Agatha Christie Fullscreen Twisted House (1949)

Pause

I said to Sophia:

"She may have taken Josephine to a hotel - or up to London.

I think she fully realised that the child was in danger - perhaps she realised it better than we did."

Sophia replied with a sombre look that I could not quite fathom.

"She kissed me goodbye..."

I did not see quite what she meant by that disconnected remark, or what it was supposed to show.

I asked if Magda was worried.

"Mother?

No, she's all right.

She's no sense of time.

She's reading a new play of Vavasour Jones called

'The Woman Disposes'.

It's a funny play about murder - a female Bluebeard - cribbed from

'Arsenic and Old Lace' if you ask me, but it's got a good woman's part, a woman who's got a mania for being a widow."

I said no more. We sat, pretending to read.

It was half past six when Taverner opened the door and came in.

His face prepared us for what he had to say.

Sophia got up.

"Yes?" she said.

"I'm sorry. I've got bad news for you.

I sent out a general alarm for the car.

A motorist reported having seen a Ford car with a number something like that turning off the main road at Flackspur Heath - through the woods."

"Not - the track to the Flackspur Quarry?"

"Yes, Miss Leonides." He paused and went on: "The car's been found in the quarry.

Both the occupants were dead.

You'll be glad to know they were killed outright."

"Josephine!" It was Magda standing in the doorway.

Her voice rose in a wail. "Josephine... My baby."

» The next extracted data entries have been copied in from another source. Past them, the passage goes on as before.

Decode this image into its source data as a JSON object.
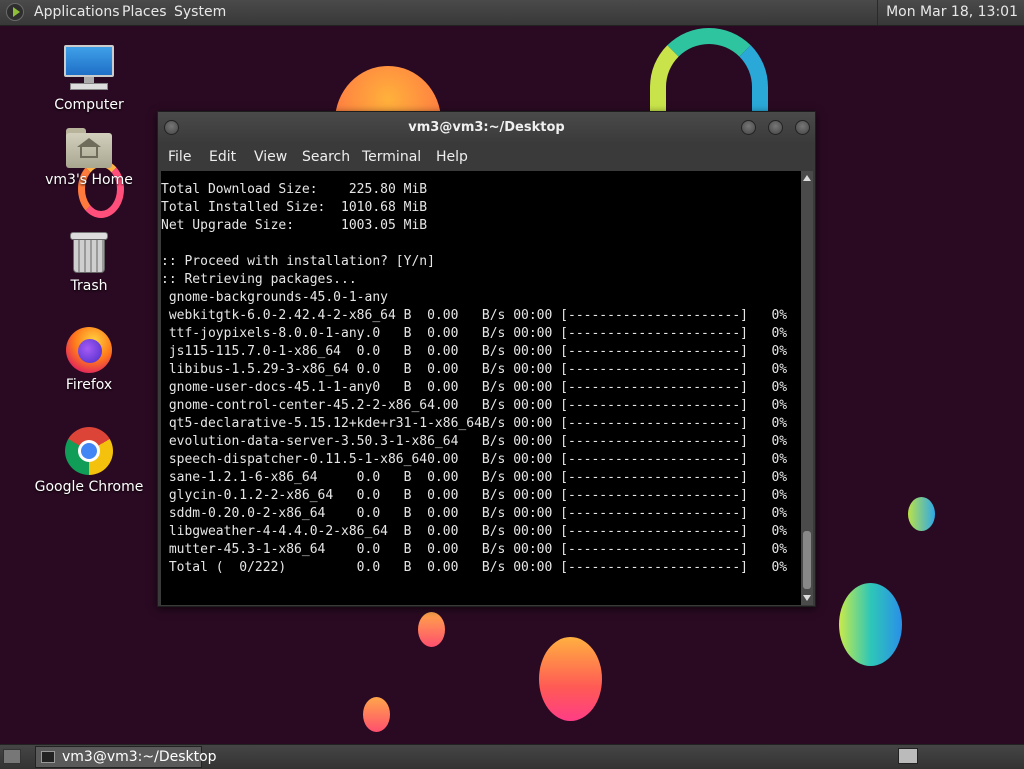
{
  "top_panel": {
    "applications_label": "Applications",
    "places_label": "Places",
    "system_label": "System",
    "clock": "Mon Mar 18, 13:01"
  },
  "desktop_icons": [
    {
      "label": "Computer",
      "icon": "computer-icon"
    },
    {
      "label": "vm3's Home",
      "icon": "home-folder-icon"
    },
    {
      "label": "Trash",
      "icon": "trash-icon"
    },
    {
      "label": "Firefox",
      "icon": "firefox-icon"
    },
    {
      "label": "Google Chrome",
      "icon": "chrome-icon"
    }
  ],
  "terminal": {
    "title": "vm3@vm3:~/Desktop",
    "menu": [
      "File",
      "Edit",
      "View",
      "Search",
      "Terminal",
      "Help"
    ],
    "lines": [
      "Total Download Size:    225.80 MiB",
      "Total Installed Size:  1010.68 MiB",
      "Net Upgrade Size:      1003.05 MiB",
      "",
      ":: Proceed with installation? [Y/n]",
      ":: Retrieving packages...",
      " gnome-backgrounds-45.0-1-any",
      " webkitgtk-6.0-2.42.4-2-x86_64 B  0.00   B/s 00:00 [----------------------]   0%",
      " ttf-joypixels-8.0.0-1-any.0   B  0.00   B/s 00:00 [----------------------]   0%",
      " js115-115.7.0-1-x86_64  0.0   B  0.00   B/s 00:00 [----------------------]   0%",
      " libibus-1.5.29-3-x86_64 0.0   B  0.00   B/s 00:00 [----------------------]   0%",
      " gnome-user-docs-45.1-1-any0   B  0.00   B/s 00:00 [----------------------]   0%",
      " gnome-control-center-45.2-2-x86_64.00   B/s 00:00 [----------------------]   0%",
      " qt5-declarative-5.15.12+kde+r31-1-x86_64B/s 00:00 [----------------------]   0%",
      " evolution-data-server-3.50.3-1-x86_64   B/s 00:00 [----------------------]   0%",
      " speech-dispatcher-0.11.5-1-x86_640.00   B/s 00:00 [----------------------]   0%",
      " sane-1.2.1-6-x86_64     0.0   B  0.00   B/s 00:00 [----------------------]   0%",
      " glycin-0.1.2-2-x86_64   0.0   B  0.00   B/s 00:00 [----------------------]   0%",
      " sddm-0.20.0-2-x86_64    0.0   B  0.00   B/s 00:00 [----------------------]   0%",
      " libgweather-4-4.4.0-2-x86_64  B  0.00   B/s 00:00 [----------------------]   0%",
      " mutter-45.3-1-x86_64    0.0   B  0.00   B/s 00:00 [----------------------]   0%",
      " Total (  0/222)         0.0   B  0.00   B/s 00:00 [----------------------]   0%"
    ]
  },
  "taskbar": {
    "task_label": "vm3@vm3:~/Desktop"
  }
}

Sophia went to her and put her arms round her. I said:

"Wait a minute."

I had remembered something! Edith de Haviland writing a couple of letters at the desk, going out into the hall with them in her hand.

But they had not been in her hand when she got into the car.

I dashed out into the hall and went to the long oak chest.

I found the letters - pushed inconspicuously to the back behind a brass tea urn.

The uppermost was addressed to Chief Inspector Taverner.

Taverner had followed me.

I handed the letter to him and he tore it open.

Standing beside him I read its brief contents.

My expectation is that this will be opened after my death.

I wish to enter into no details, but I accept full responsibility for the deaths of my brother-in-law Aristide Leonides and Janet Rowe (Nannie).

I hereby solemnly declare that Brenda Leonides and Laurence Brown are innocent of the murder of Aristide Leonides.

Enquiry of Dr Michael Chavasse, 783 Harley Street will confirm that my life could only have been prolonged for a few months.

I prefer to take this way out and to spare two innocent people the ordeal of being charged with a murder they did not commit.

I am of sound mind and fully conscious of what I write.

Edith Elfrida de Haviland.

As I finished the letter I was aware that Sophia, too, had read it - whether with Taverner's concurrence or not, I don't know.

"Aunt Edith." murmured Sophia.

I remembered Edith de Haviland's ruthless foot grinding bindweed into the earth.

I remembered my early, almost fanciful, suspicions of her.

But why - Sophia spoke the thought in my mind before I came to it.